The United States Postal Service mail-delivery fleet could transition to all-electric trucks with an $8 billion provision recently advanced by a House of Representatives committee, Bloomberg reported last week.
The House Oversight and Reform Committee added the language to a bill aimed at better tracking mailed ballots before approving the bill and sending it to the full House for consideration, according to the report.
In February, the Postal Service announced a $6 billion contract with Oshkosh Defense for new mail trucks, but said only 10% will be electric.

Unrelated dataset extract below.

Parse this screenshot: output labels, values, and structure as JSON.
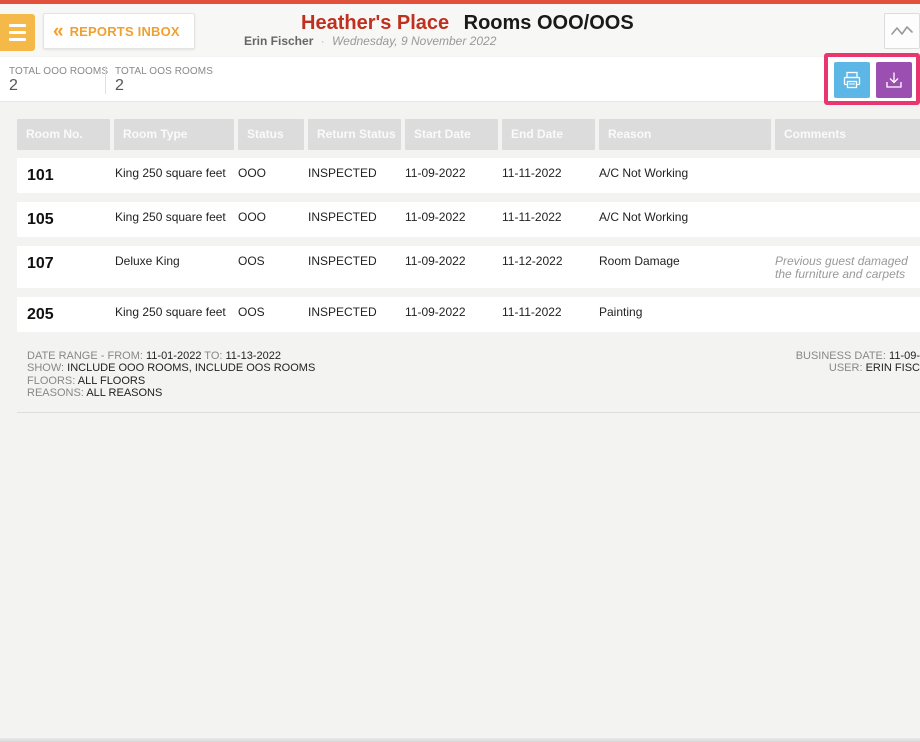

The contract calls for Oshkosh to deliver between 55,000 and 165,000 vehicles over 10 years, starting in 2023. Most of those vehicles will be built with internal-combustion engines, but can be retrofitted with electric powertrains in the future, the Postal Service said at the time.
USPS Next Generation Delivery Vehicle - Oshkosh Defense
While new mail trucks are desperately needed to replace the Postal Service's fleet of decades-old vehicles, the plan is not in agreement with President Biden's proposal earlier this year to make the entire federal vehicle fleet electric. Given their long anticipated lifespans, these mail trucks could be producing tailpipe emissions for many years before their converted to electric power—a process that could also prove expensive and impractical.
That disparity quickly drew criticism from lawmakers. Democrats in the House proposed legislation March requiring a higher number of zero-emission vehicles from the start.
The Postal Service began soliciting bids to replace its LLV (Long Life Vehicle) mail trucks, which date back to the 1980s, in 2016. Groups have been lobbying for electric mail trucks almost as long.
In 2017, 13 groups signed a letter urging the Postal Service to choose an electrified option. At the time, Workhose/Hackney was proposing a range-extended electric powertrain, while Mahindra pitched a mild-hybrid powertrain.